As smart grids become more common, cities and states are experimenting with various tools. Hawaii Electric is reportedly working on an electric water heater project to deploy networked, utility-responsive water heaters in small and medium-sized businesses on the island of Oahu, according to GreentechMedia. Smart meters, used to monitor gas usage, have already been implemented in certain cities around the world, and connect to the broader grid to help homeowners manage electrical energy usage. (Although the U.K.s smart meter initiative has been delayed until 2016.)
These projects are gathering greater funding as well. Various governments have implemented policies that require research and mandatory advancement into the smart grid space, but as with much green tech the process is slow-going. Still, analysts forecast steady growth for smart grid production: Navigant Research recently predicted that worldwide revenue from smart grid technologies is expected to grow from $44.1 billion in 2014 to $70.2 billion in 2023.
FierceSmartGrid quotes Richelle Elberg, a senior research analyst with the firm: "Transmission system upgrades are being driven by the need to interconnect offshore or remote wind and solar farms, as well as ongoing electrification across Asia Pacific and other developing regions. Meanwhile, government mandates, particularly in Europe, are expected to continue to drive strong smart meter penetration gains over the next decade."

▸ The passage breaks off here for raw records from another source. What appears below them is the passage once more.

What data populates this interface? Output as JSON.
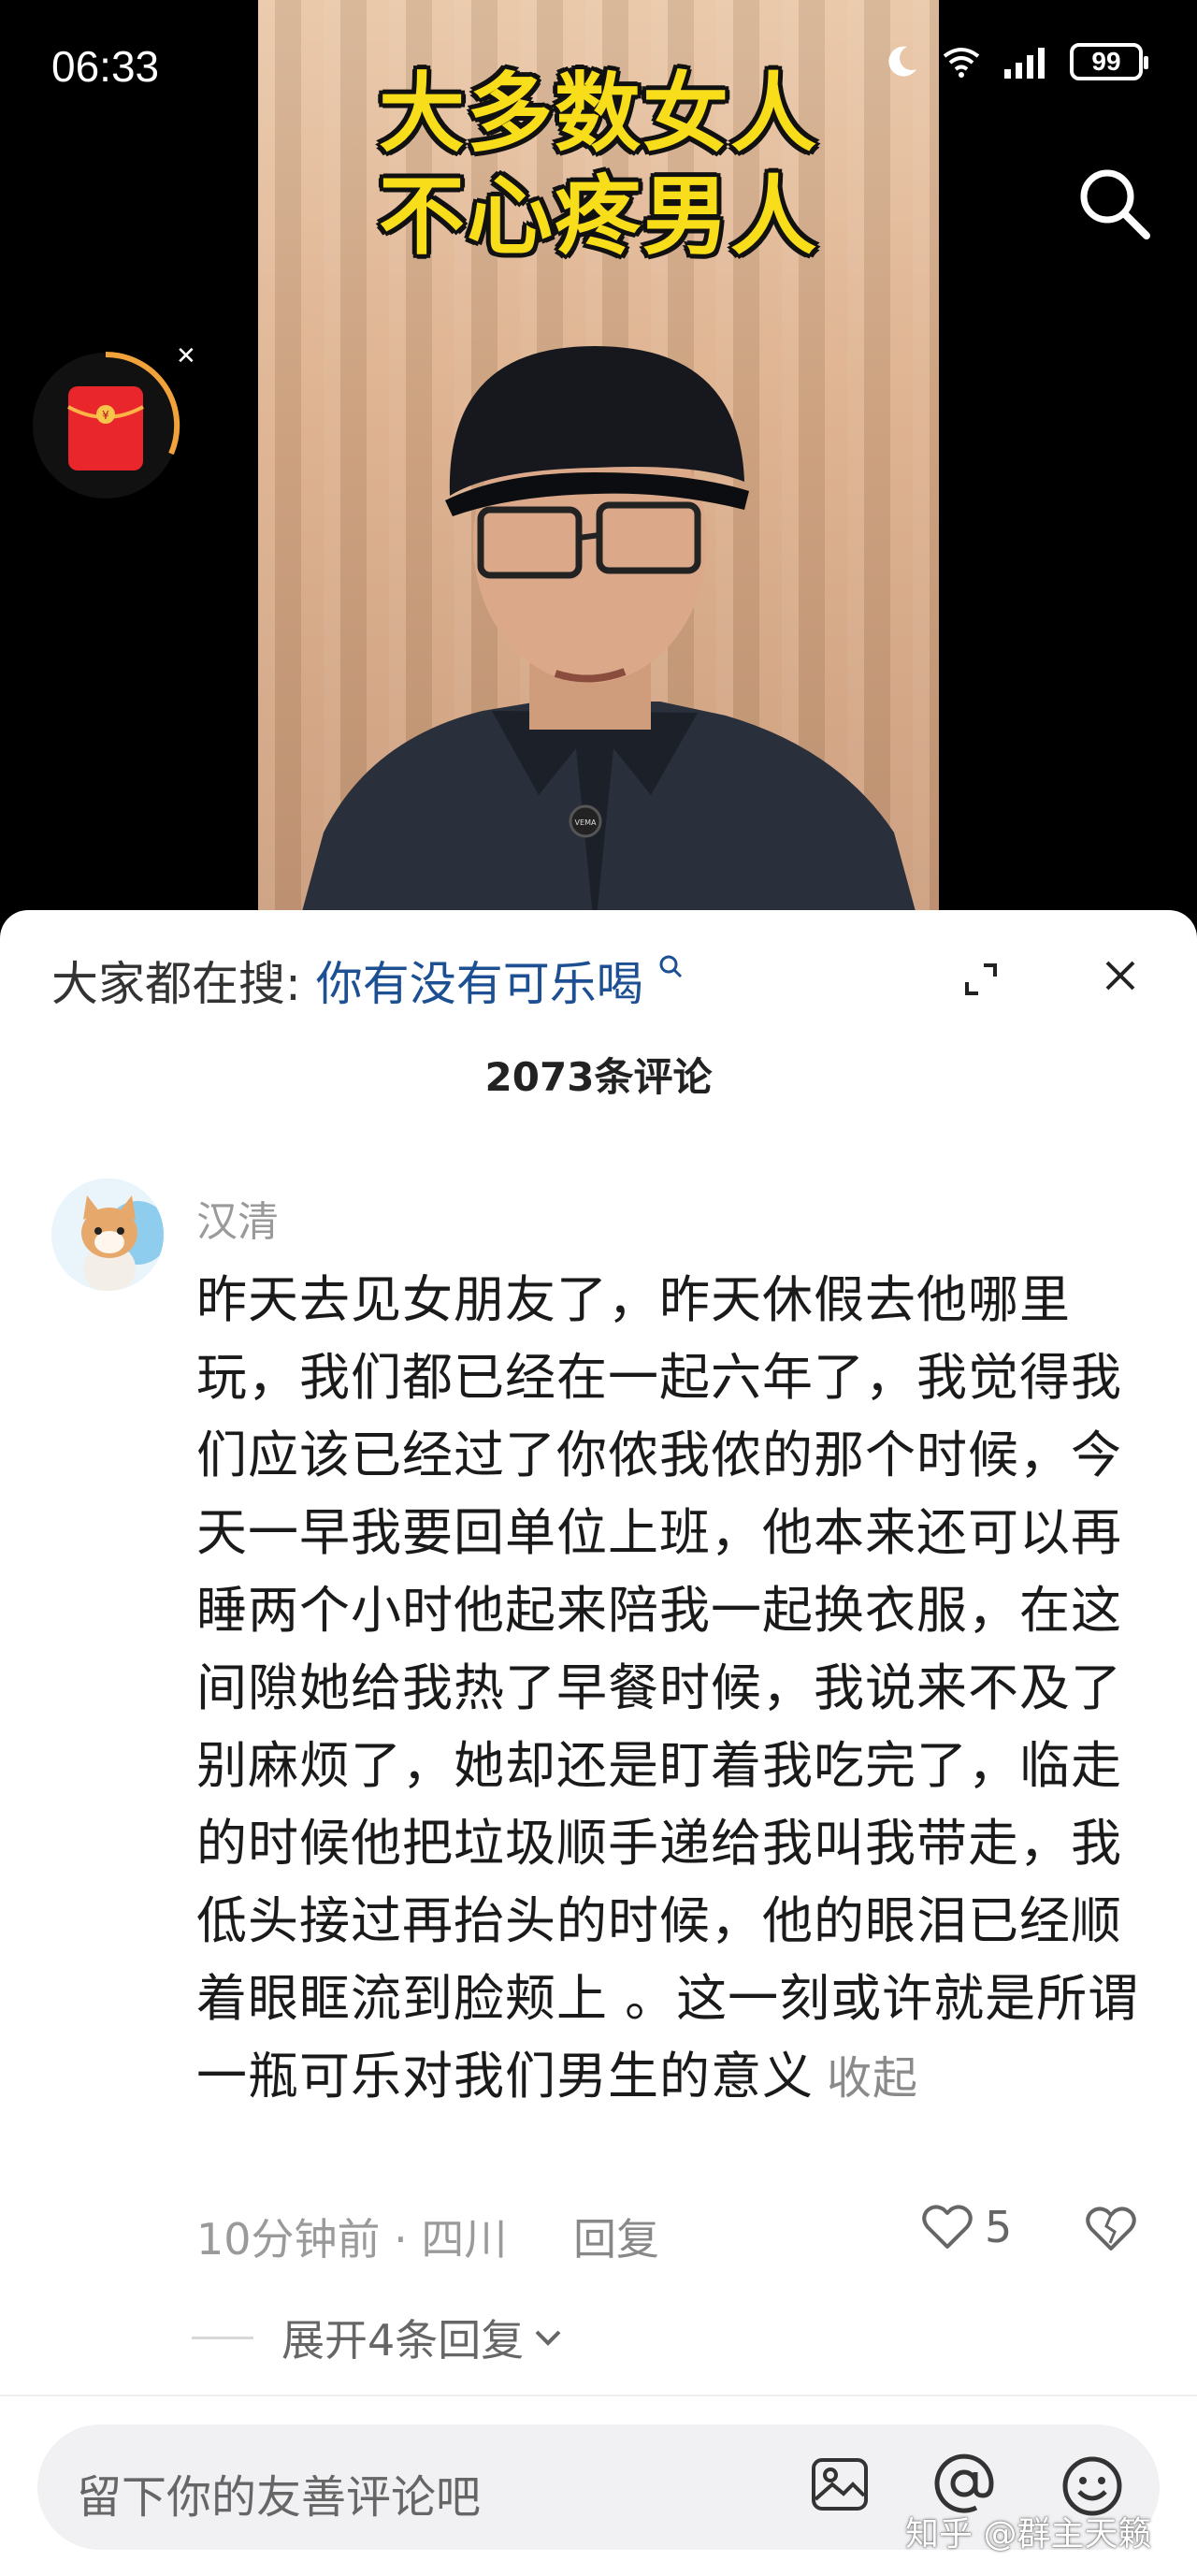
{
  "status_bar": {
    "time": "06:33",
    "battery": "99"
  },
  "video": {
    "headline_line1": "大多数女人",
    "headline_line2": "不心疼男人",
    "shirt_logo": "VEMA"
  },
  "comments_sheet": {
    "search_prefix": "大家都在搜:",
    "search_keyword": "你有没有可乐喝",
    "comment_count": "2073条评论"
  },
  "comment": {
    "username": "汉清",
    "text": "昨天去见女朋友了，昨天休假去他哪里玩，我们都已经在一起六年了，我觉得我们应该已经过了你侬我侬的那个时候，今天一早我要回单位上班，他本来还可以再睡两个小时他起来陪我一起换衣服，在这间隙她给我热了早餐时候，我说来不及了别麻烦了，她却还是盯着我吃完了，临走的时候他把垃圾顺手递给我叫我带走，我低头接过再抬头的时候，他的眼泪已经顺着眼眶流到脸颊上 。这一刻或许就是所谓一瓶可乐对我们男生的意义",
    "collapse_label": "收起",
    "time": "10分钟前",
    "location_sep": "·",
    "location": "四川",
    "reply_label": "回复",
    "like_count": "5",
    "expand_replies": "展开4条回复"
  },
  "input_bar": {
    "placeholder": "留下你的友善评论吧"
  },
  "watermark": "知乎 @群主天籁",
  "colors": {
    "headline_yellow": "#f7dd1a",
    "keyword_blue": "#1d4f93",
    "red_packet": "#e8262b"
  }
}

Certain gadgets have already been designed to enhance the general users smart energy consumption such as smart thermostats and smart gas meters. Those devices play into the structure of the smart grid. As the internet of things progresses, there should be more smart home devices come to market that will integrate with electrical energy functionality. Smart lighting systems, refrigerators, and heating and cooling systems remain futuristic ideas for many, but a very possible future for those looking at the smart home market.
Of course, with new technologies comes the opportunity to infiltrate them. Usually, hackers can find ways into networks faster than developers can find ways to prevent them from gaining access. But smart grid hacking will have to be a concern for developers of both hardware and software alike particularly as the internets role in connecting the layman to the smart grid grows.